August 7, 2025
MEKONG DELTA – The Cửu Long (Mekong) Delta city of Cần Thơ recorded nearly 200 cases of dengue fever in July, reaching the alert threshold of an outbreak in the community, according to the city’s Centre for Disease Control and Prevention.
The number of dengue cases surged to around 100 cases in June from an average of 40 cases a month in the first five months of this year, said Dr Hà Tấn Vinh, deputy director of the centre.
In July alone, the number jumped to nearly 200 cases, the level of incidence in which the disease requires an urgent response, Vinh said.
As of July 27, the city had 1,188 dengue cases, of which the former Cần Thơ recorded 561 cases, an increase of 226 cases compared to the same period last year.
No fatalities have been reported.
The Cần Thơ City Pediatrics Hospital received a total of 554 in-patients with dengue fever in the first seven months of this year, up 51 per cent year-on-year, including 59 severe dengue cases.
Dr Nguyễn Huỳnh Nhật Trường, head of the hospital’s Dengue Department, said the number of dengue patients is rising, with seriously ill children aged between nine and 16.

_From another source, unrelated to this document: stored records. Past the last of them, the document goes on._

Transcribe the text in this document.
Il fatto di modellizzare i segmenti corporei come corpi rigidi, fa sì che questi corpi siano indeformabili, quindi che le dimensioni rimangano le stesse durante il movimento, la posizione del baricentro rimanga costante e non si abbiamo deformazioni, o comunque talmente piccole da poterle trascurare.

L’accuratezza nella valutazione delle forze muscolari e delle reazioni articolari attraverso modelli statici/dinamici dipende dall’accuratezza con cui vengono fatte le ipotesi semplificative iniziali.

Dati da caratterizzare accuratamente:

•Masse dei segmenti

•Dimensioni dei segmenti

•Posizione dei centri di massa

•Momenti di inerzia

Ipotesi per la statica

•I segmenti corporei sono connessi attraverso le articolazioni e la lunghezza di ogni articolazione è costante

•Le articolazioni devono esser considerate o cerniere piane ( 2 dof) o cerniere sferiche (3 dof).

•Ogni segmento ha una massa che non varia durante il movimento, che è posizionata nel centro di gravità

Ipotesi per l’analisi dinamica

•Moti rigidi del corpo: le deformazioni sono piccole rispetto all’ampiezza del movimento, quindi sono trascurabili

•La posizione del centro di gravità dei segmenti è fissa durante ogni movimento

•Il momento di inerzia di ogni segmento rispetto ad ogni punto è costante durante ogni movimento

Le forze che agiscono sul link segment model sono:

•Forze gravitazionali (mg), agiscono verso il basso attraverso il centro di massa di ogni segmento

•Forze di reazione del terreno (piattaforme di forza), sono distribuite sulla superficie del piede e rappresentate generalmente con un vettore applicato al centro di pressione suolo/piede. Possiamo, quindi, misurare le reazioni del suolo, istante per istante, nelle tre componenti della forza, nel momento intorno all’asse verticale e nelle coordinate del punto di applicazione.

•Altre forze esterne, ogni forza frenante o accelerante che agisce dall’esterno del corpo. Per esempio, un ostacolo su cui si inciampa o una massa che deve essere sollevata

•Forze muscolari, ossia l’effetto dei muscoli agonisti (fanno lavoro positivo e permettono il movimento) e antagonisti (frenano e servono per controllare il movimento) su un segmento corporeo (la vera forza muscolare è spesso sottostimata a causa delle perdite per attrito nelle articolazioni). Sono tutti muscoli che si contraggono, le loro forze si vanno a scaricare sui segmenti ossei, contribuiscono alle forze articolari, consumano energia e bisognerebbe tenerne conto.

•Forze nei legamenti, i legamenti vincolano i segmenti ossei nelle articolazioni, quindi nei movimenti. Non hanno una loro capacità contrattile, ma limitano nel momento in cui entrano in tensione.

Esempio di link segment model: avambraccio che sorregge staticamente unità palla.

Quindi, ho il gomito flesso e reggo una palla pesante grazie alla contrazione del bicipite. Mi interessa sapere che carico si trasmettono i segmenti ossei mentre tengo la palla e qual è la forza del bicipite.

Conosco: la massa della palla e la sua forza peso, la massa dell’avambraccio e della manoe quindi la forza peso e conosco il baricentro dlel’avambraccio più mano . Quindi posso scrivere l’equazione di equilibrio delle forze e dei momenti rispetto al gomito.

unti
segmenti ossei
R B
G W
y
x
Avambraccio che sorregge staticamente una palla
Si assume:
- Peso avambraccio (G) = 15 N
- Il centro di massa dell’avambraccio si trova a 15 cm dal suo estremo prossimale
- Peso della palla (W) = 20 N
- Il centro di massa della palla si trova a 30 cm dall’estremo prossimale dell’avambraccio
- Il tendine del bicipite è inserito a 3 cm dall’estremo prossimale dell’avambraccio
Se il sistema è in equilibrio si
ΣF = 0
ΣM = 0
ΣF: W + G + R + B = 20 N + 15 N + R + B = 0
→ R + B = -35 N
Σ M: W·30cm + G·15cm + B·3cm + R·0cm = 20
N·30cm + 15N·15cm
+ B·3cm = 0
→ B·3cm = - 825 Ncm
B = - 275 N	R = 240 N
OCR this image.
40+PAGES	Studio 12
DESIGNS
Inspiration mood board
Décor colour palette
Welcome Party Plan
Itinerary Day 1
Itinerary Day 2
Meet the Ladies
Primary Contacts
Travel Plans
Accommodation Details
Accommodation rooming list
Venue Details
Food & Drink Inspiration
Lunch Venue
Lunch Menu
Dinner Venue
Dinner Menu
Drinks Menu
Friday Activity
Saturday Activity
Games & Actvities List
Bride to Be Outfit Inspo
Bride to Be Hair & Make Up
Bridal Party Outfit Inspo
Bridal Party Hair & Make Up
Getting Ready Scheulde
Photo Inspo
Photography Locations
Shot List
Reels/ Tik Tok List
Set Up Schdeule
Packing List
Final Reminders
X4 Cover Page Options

Patients with a second infection of the virus can be more severe than those with an initial infection, Trường said.
Also in the Mekong Delta, Vĩnh Long Province recorded nearly 2,140 cases of dengue fever, including 48 severe cases, in the first seven months of the year, an increase of more than 1,140 cases compared to the same period last year.
Dr Trần Chí Công, deputy head of Vĩnh Long General Hospital’s Pediatrics Department, said that in recent weeks the number of hospitalised patients due to dengue fever has increased sharply.
He called for locals to be proactive in disease prevention and promptly visit doctors when there are symptoms.
The hospital’s Department of Infectious Diseases treated nearly 150 cases of dengue fever in the first seven months of the year.
Dr. Nguyễn Quang Vinh, deputy head of the department, said that medical facilities can perform tests to diagnose dengue fever when there are signs of fever for one to two days. Therefore, people should go to medical facilities to get the tests from the initial stage.
Early diagnosis and timely treatment will help reduce the risk of severe illness and death, he said.
Director of Vĩnh Long Province’s Department of Health Hồ Thị Thu Hằng said that health facilities have strengthened monitoring of the epidemic at the grassroots level and have fully prepared necessary medicines, supplies, and chemicals to promptly treat and handle outbreaks.
The sector has coordinated with departments, organisations and local authorities to step up propaganda in the community, and encourage locals to proactively implement epidemic preventive measures at home, she said.